Disebut Event Horizon Telescope, instrumen pemotretan cakrawala peristiwa lubang hitam terbaru terdiri dari jaringan teleskop radio yang terletak di seluruh planet Bumi, termasuk di Kutub Selatan, AS, Chile, dan pegunungan Alpen.

Dilansir ScienceAlert.com, jaringan teleskop radio di seluruh dunia ini akan diaktifkan antara tanggal 5 hingga tanggal 14 April 2017. Event Horizon Telescope akan bekerja menggunakan teknik yang dikenal sebagai very-long baseline interferometry (VLBI), yang berarti jaringan teleskop ini akan fokus dalam mengumpulkan gelombang radio yang dipancarkan oleh objek tertentu di luar angkasa.

Dalam "memotret" lubang hitam, Event Horizon Telescope akan fokus pada gelombang radio dengan panjang gelombang 1,3 mm (230 GHz), yang nantinya akan memberikan para astronom kesempatan terbaik untuk menerobos awan gas dan debu yang menghalangi pandangan lubang hitam dari Bumi.

Dan karena ada begitu banyak teleskop radio yang akan digunakan dalam pengamatan ini, resolusi citra yang nantinya didapatkan oleh para astronom adalah 50 microarcsecond, atau setara dengan melihat jeruk secara utuh di permukaan Bulan dari Bumi.

Resolusi seluar biasa ini begitu penting karena target pertama dalam pengamatan dan pemotretan cakrawala peristiwa ini adalah pada lubang hitam supermasif yang berada di pusat galaksi kita, yang disebut Sagitarius A* (baca: Sagitarius A-star).
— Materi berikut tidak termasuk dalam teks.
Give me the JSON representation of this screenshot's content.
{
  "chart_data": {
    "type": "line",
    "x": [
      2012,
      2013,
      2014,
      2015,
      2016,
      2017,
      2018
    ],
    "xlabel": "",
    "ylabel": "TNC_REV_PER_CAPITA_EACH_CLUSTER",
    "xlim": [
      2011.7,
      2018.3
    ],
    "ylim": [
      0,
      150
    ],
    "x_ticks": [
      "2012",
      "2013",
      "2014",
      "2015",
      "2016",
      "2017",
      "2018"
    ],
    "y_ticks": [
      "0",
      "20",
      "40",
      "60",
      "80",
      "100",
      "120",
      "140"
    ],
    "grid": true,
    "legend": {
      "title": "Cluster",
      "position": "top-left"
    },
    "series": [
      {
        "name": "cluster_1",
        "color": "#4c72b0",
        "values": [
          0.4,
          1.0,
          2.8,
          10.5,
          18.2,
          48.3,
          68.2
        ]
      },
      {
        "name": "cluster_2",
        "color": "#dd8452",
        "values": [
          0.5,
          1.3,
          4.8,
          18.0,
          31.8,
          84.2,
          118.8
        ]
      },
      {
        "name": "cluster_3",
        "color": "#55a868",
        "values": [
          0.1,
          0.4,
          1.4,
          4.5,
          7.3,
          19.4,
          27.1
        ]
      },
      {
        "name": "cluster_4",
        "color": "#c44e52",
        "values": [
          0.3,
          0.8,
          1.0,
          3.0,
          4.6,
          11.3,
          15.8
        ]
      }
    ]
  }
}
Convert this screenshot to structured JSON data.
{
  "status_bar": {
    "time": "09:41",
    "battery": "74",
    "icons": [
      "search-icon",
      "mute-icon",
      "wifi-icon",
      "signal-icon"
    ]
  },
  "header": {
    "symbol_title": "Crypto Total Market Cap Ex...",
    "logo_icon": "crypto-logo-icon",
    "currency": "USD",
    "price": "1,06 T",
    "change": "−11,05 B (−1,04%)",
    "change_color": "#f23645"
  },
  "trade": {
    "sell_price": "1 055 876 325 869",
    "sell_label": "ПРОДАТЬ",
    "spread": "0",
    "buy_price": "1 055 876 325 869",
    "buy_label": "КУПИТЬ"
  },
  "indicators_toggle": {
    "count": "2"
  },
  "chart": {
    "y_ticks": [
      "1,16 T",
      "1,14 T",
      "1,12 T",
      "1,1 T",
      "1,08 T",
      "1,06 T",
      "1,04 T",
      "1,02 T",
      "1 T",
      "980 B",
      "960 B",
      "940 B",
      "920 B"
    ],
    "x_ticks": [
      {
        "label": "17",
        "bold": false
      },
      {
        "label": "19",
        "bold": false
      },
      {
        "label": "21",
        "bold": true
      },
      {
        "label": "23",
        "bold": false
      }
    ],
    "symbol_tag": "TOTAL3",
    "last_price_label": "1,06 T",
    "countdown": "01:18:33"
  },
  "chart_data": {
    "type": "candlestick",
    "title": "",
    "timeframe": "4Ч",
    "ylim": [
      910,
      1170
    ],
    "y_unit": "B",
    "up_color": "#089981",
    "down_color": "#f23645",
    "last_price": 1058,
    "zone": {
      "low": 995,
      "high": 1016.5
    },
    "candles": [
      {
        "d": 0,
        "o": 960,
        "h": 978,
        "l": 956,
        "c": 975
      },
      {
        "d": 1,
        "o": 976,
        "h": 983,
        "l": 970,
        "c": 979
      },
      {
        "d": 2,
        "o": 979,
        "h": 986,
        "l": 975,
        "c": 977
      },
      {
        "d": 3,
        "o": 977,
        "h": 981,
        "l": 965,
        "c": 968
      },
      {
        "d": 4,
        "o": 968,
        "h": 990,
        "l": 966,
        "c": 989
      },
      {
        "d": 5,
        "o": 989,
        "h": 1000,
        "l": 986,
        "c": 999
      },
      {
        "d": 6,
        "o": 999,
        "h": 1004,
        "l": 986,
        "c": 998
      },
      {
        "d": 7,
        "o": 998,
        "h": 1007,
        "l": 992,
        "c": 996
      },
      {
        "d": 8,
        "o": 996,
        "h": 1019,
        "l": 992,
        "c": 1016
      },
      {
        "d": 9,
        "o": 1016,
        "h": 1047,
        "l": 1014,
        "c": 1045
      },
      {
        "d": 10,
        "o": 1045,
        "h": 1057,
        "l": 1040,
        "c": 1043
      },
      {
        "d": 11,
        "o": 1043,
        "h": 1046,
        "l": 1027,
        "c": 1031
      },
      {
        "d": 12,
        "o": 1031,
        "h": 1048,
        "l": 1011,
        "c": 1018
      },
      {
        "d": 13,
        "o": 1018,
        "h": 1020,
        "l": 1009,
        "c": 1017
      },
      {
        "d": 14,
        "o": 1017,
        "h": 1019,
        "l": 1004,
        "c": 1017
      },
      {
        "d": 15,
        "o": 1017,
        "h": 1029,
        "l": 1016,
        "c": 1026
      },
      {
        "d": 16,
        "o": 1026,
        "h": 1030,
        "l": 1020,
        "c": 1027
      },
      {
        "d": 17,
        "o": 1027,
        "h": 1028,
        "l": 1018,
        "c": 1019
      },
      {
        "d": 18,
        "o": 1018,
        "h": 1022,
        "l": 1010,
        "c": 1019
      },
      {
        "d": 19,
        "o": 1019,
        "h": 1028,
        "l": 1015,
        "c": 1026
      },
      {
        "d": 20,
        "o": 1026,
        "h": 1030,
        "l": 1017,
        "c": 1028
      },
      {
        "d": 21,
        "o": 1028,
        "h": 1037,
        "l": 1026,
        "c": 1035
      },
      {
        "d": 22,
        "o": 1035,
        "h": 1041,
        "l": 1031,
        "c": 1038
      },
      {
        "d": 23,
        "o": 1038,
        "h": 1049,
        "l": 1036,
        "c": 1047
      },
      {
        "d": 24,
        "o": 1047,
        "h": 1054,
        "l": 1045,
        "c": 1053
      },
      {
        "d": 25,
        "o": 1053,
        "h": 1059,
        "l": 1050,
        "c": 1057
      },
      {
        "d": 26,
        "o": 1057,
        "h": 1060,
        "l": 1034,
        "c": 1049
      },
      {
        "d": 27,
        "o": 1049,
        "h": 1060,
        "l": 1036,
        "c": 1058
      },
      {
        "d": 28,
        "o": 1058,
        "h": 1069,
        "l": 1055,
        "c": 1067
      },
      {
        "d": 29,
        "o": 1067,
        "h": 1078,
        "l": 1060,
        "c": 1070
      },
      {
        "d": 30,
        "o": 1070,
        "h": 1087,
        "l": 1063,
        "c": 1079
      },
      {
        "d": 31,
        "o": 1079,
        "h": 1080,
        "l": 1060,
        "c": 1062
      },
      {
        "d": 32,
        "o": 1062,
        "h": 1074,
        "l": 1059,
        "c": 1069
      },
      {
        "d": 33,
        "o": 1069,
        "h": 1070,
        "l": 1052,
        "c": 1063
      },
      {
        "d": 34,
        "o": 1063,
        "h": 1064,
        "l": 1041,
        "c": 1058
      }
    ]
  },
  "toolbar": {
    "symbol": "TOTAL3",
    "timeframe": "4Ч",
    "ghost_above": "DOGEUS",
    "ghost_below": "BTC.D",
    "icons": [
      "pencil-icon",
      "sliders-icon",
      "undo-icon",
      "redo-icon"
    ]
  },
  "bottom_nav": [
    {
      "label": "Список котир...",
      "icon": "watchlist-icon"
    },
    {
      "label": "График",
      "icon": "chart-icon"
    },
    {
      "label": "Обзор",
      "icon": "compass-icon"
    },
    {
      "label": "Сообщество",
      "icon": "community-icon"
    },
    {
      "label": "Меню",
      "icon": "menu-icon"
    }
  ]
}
Sepanjang sejarah umat manusia, kita belum pernah secara langsung mengamati lubang hitam supermasif Sagitarius A*, namun para astronom telah mengetahui kalau lubang hitam supermasif itu ada karena ia secara aktif mempengaruhi orbit dari bintang-bintang di dekatnya.

Berdasarkan perilaku orbit bintang-bintang di dekatnya ini, para astronom memperkirakan bahwa lubang hitam supermasif Sagitarius A* mungkin berukuran sekitar 4 juta kali lebih masif dari Matahari, tetapi dengan diameter cakrawala peristiwa yang hanya 20 juta km.

Terletak pada jarak sekitar 26.000 tahun cahaya dari Bumi, membuat lubang hitam supermasif Sagitarius A* menjadi target yang cukup ideal.

Nantinya, Event Horizon Telescope bakal mengamati lingkungan sekitar sekitar lubang hitam supermasif Sagitarius A*. Para astronom yang tergabung dalam proyek ini memprediksi lubang hitam akan terlihat seperti cincin cahaya terang di sekitar gumpalan gelap.

Cahaya tersebut dipancarkan oleh gas dan partikel debu yang melesat dalam kecepatan tinggi sebelum mereka tercabik-cabik dan dikonsumsi oleh sang lubang hitam. Sementara gumpalan gelap itu merupakan si lubang hitam supermasif Sagitarius A*.

Tapi jika Einstein benar, yang akan kita lihat nanti lebih seperti cahaya sabit dari cincin karena efek Doppler. Jika Anda pernah menonton film Interstellar (2014), maka seperti itulah nantinya pemandangan lubang hitam yang akan diamati lewat Event Horizon Telescope.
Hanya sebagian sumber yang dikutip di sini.